И тогда все мои воспоминания поднимутся вверх, сказала я, будто я что-то вроде такого себе дома, и кто-то приставит к моей стене лестницу, заберется на крышу, и все, что я помню, разложит там аккуратно, как черепицу, одно к одному. А потом кто-то другой посрывает всю черепицу и начнет швырять вниз, пока не останутся только голые стропила. Да?
Где-то так, сказал Барто.
А когда мои воспоминания окажутся внизу — они там будут аккуратно лежать — или как куча черепков? спросила я.
Этого я точно не знаю, проговорил Барто. Я этот ритуал никогда раньше не совершал.
А потом, когда крышу окончательно сорвет, надо выпить вот это, да?
Ну… сказал Барто.
…И эта самая старая черепица, сказала я, сама собой подпрыгнет с земли — вся, что не разбилась или только немного надбилась, и черепки тоже, все вместе, и взлетит ввверх, и небо наполнится твердыми бескрылыми птицами, и все они усядутся на ту же крышу, на те же места и в той же последовательности?
Очевидно, сказал Барто.
Тогда зачем все это? спросила я.
Зачем? повторил Барто.
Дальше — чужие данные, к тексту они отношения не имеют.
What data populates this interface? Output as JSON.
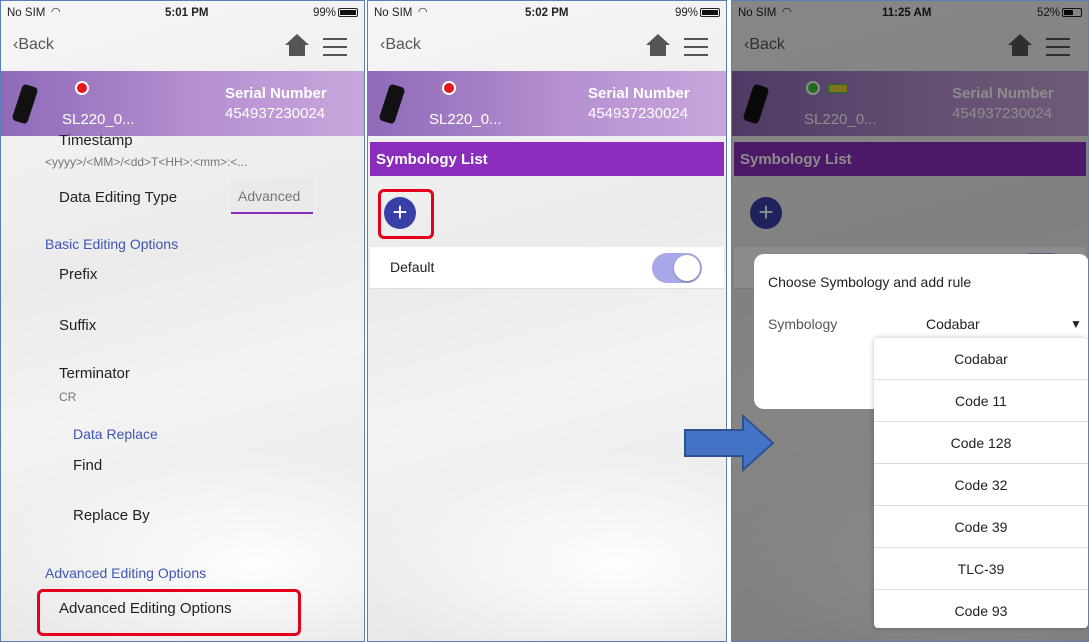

Смысл, Франческо, надо полагать, как раз в том мгновении, когда вся черепица, то есть все воспоминания, исчезнут. В это мгновение ты станешь как еще не родившийся младенец. Открытой всему. Всем ветрам. Все — новое.
А, сказала я.
Открытой, как новый дом, где еще никто не жил, продолжал Барто. Чистой, как стена, которая вернулась к тому состоянию, когда ее еще не расписали.
А потом кровля, она же старая роспись, снова вернется обратно? спросила я.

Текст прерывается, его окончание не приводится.